Namun, setelah melakukan cek informasi dan detail data dan informasi kontak maupun social media milik perusahaan di berbagai platform, informasi mengenai perusahaan tersebut sama sekali tidak tersedia dan tidak ditemukan. Hal ini memperkuat pernyataan Pasi Intel bahwa subjek yang dikawal memiliki identitas yang tidak jelas.
“Kami sudah mencoba mencari tahu, namun informasi mengenai perusahaan terkait tidak tersedia dan tidak kami temukan. Bahkan, saat kami berupaya melakukan konfirmasi lebih lanjut melalui sambungan telepon dan pesan WhatsApp ke pihak yang diklaim sebagai pemilik.” jelas Aditya lebih lanjut.
Baca Juga: Wakil Gubernur Kalbar Dorong Legalitas Pertambangan Rakyat
Menutup klarifikasinya, pihak Yonkav 12/BC memastikan akan menjaga integritas prajurit dan menindak tegas siapapun yang menyalahgunakan nama institusi.
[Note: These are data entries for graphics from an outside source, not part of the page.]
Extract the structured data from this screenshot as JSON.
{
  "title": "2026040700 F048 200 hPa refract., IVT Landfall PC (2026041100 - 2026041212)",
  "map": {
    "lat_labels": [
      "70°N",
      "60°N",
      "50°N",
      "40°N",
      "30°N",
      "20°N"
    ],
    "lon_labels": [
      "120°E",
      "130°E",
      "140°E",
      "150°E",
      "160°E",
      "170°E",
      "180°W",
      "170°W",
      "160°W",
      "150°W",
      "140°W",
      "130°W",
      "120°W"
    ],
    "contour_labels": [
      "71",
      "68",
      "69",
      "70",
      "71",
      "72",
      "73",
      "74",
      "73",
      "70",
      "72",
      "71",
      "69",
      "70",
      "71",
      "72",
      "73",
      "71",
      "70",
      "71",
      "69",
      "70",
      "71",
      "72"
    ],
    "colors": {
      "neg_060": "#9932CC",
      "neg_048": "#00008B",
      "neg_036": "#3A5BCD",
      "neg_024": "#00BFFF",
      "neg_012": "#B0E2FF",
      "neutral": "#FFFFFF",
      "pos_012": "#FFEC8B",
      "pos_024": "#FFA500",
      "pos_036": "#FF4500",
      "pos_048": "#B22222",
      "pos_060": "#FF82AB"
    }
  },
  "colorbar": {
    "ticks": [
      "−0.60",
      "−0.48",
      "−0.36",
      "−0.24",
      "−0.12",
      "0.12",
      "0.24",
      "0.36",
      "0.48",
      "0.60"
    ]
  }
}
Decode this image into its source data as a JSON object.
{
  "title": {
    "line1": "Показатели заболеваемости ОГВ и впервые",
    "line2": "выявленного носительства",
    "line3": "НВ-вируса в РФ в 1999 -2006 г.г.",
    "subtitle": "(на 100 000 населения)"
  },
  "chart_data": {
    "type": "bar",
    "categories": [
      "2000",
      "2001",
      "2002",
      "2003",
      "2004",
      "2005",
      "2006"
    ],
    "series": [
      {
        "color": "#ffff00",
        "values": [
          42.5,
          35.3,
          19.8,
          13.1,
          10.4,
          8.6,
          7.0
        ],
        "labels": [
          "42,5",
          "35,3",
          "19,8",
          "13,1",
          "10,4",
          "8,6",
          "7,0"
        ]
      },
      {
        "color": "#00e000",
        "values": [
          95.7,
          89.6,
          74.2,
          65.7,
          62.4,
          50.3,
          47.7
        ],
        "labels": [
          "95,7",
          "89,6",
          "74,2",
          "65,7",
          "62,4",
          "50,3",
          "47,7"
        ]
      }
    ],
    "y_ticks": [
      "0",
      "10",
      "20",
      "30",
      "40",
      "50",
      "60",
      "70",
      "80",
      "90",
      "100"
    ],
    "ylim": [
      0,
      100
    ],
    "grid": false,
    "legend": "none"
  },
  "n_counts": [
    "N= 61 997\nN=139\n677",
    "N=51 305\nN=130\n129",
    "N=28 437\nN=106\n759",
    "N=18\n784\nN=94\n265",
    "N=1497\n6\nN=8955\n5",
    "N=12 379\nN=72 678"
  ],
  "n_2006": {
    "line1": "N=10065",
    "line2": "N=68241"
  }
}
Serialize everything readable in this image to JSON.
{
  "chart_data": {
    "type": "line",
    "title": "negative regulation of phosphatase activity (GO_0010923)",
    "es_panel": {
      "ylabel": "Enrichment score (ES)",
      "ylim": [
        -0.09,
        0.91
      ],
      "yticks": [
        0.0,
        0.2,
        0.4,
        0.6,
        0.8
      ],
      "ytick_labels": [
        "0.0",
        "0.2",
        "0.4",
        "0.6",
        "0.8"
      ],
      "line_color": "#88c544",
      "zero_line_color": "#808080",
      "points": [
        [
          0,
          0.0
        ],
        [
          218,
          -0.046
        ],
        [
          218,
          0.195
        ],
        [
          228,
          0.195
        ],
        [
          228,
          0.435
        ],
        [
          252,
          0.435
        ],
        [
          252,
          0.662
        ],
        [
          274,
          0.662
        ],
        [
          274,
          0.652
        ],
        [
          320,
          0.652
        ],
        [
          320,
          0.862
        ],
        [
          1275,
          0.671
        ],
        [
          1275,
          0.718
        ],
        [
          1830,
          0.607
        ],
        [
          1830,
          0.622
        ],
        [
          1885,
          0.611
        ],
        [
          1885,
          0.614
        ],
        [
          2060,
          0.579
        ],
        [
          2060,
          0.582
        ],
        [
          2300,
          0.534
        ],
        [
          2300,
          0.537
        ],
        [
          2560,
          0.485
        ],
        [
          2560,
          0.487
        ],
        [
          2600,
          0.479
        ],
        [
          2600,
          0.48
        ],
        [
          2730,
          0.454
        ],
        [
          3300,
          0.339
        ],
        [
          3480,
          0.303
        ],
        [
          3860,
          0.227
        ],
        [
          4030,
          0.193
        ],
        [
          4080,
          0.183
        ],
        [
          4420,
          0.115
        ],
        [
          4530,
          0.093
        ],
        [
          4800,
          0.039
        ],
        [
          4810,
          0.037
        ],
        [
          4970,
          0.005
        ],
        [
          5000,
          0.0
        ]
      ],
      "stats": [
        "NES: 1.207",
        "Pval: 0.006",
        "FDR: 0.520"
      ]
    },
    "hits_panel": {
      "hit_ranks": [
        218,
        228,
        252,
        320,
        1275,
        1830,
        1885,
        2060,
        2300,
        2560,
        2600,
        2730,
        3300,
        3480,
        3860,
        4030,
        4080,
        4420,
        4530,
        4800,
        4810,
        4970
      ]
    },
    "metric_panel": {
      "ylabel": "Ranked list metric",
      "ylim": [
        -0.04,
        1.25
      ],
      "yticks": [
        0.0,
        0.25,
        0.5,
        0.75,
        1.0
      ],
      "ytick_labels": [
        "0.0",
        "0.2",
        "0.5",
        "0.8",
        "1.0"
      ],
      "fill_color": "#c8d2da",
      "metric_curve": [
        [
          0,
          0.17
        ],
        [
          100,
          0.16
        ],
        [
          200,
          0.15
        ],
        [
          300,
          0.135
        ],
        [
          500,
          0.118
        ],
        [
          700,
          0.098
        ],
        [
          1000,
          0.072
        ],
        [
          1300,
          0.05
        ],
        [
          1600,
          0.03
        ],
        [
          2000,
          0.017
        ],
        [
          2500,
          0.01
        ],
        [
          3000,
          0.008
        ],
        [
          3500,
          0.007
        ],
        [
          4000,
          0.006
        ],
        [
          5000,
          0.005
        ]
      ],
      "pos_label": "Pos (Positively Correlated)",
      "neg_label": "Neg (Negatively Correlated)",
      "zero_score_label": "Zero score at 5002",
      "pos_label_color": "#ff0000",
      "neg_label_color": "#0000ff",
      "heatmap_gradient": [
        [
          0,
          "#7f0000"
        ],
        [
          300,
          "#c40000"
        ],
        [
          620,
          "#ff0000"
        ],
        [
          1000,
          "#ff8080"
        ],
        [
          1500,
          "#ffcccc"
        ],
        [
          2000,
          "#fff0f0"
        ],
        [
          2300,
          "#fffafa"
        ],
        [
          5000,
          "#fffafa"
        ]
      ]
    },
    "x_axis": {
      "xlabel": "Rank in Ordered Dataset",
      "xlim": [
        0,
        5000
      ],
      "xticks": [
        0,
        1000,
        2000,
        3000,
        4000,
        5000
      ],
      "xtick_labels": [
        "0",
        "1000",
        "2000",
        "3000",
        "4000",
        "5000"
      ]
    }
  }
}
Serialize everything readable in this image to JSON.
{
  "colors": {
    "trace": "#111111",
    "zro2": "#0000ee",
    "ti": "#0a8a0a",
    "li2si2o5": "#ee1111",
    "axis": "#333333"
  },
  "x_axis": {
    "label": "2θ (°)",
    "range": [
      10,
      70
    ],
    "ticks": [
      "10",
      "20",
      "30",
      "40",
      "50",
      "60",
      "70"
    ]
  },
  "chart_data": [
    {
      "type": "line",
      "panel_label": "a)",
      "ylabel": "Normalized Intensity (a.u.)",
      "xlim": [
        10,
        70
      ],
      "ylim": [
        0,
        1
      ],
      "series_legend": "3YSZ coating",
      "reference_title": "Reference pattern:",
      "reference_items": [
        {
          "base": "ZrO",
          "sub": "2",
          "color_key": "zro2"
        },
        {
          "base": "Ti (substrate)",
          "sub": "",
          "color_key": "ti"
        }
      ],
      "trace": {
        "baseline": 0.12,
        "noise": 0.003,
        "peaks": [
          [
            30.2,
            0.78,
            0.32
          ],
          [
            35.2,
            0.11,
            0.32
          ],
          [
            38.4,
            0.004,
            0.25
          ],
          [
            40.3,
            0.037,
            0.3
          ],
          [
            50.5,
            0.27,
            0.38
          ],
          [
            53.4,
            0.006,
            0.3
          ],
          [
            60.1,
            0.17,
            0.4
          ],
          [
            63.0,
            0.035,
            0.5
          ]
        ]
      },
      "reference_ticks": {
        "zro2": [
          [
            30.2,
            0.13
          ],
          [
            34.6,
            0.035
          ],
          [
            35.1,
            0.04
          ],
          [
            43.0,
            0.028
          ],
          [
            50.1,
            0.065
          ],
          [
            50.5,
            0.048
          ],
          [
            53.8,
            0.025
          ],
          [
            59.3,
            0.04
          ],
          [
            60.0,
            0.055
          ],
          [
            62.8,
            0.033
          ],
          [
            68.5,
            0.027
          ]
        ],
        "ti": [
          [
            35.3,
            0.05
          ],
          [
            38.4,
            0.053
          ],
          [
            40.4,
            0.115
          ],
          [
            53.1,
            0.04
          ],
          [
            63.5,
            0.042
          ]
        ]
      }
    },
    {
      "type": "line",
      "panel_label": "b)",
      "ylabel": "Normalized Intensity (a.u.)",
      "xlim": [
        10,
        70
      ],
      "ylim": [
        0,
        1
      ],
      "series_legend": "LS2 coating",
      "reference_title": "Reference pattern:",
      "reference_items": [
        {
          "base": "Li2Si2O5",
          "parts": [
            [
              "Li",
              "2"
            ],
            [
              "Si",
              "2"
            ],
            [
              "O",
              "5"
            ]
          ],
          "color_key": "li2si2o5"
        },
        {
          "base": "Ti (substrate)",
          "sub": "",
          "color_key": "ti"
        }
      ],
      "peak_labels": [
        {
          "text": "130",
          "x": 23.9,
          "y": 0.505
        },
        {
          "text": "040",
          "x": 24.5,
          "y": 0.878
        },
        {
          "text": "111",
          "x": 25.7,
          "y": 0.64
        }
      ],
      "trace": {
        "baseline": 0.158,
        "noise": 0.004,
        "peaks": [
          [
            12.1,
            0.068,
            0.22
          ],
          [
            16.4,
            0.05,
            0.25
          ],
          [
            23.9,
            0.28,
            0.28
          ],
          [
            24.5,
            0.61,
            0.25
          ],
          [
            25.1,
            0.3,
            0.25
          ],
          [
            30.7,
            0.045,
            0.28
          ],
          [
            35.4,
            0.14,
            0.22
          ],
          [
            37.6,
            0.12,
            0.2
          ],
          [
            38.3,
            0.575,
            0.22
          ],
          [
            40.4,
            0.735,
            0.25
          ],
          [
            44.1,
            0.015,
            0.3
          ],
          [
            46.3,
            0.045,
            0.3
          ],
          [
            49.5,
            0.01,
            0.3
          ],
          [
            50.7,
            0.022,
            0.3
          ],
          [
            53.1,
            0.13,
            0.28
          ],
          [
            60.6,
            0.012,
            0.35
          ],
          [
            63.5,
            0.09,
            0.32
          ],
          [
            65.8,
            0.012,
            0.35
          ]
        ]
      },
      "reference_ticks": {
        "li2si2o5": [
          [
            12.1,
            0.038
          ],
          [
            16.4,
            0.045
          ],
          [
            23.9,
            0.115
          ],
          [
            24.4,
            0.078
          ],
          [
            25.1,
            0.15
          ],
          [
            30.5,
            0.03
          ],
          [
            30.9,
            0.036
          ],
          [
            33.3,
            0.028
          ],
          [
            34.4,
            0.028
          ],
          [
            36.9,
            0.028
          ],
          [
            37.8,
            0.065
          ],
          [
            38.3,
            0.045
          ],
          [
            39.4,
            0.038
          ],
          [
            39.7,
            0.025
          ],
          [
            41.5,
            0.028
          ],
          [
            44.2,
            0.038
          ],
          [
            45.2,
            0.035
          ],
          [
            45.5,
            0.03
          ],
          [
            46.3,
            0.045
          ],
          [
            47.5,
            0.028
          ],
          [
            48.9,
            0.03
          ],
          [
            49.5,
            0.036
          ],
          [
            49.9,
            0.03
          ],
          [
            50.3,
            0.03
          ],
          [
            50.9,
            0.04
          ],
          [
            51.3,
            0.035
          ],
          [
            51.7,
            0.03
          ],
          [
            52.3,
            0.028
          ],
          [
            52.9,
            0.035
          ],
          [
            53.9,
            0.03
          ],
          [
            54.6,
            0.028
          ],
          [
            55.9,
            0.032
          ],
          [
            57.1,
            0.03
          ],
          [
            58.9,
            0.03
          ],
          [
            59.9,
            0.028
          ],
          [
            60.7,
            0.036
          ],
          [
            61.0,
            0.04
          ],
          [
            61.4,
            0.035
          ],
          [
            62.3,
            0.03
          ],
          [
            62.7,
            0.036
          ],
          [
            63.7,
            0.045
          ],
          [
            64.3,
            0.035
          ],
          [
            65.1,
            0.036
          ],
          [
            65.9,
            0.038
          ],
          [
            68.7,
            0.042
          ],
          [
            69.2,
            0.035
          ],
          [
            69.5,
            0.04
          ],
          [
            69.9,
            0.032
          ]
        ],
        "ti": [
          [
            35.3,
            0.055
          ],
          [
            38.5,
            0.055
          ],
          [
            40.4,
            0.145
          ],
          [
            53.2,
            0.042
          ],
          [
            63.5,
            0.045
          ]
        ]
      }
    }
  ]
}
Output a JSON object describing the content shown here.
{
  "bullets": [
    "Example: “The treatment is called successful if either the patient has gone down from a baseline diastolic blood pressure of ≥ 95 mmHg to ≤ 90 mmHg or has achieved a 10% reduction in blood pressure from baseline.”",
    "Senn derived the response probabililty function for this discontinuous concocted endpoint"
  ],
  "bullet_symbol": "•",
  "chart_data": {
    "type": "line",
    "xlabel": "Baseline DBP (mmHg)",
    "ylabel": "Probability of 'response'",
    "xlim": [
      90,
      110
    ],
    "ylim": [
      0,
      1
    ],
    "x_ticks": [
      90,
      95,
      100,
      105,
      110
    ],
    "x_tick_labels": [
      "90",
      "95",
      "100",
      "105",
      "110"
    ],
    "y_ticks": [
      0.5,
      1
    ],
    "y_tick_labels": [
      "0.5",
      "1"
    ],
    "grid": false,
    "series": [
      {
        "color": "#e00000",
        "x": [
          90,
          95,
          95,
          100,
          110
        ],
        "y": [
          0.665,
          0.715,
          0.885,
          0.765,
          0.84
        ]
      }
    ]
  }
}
“Kami pastikan tidak ada anggota kami yang terlibat. Namun, bila di kemudian hari ditemukan ada anggota yang melakukan sebagaimana yang viral di media sosial hari ini, kami akan memberikan sanksi tegas sesuai hukum militer. Kami meminta masyarakat untuk tidak mudah percaya pada oknum yang menggunakan atau mencatut nama satuan demi kepentingan aktivitas ilegal,” pungkasnya.
Selain itu tim media Faktakalbar.id juga sedang berupaya menghimpun informasi dan berupaya melakukan konfirmasi kepada Perusahaan terkait keberadaan mobil tangki yang bertulis nama Perusahaan mereka di Lokasi dikenal terdapat aktivitas pertambangan di Ketapang.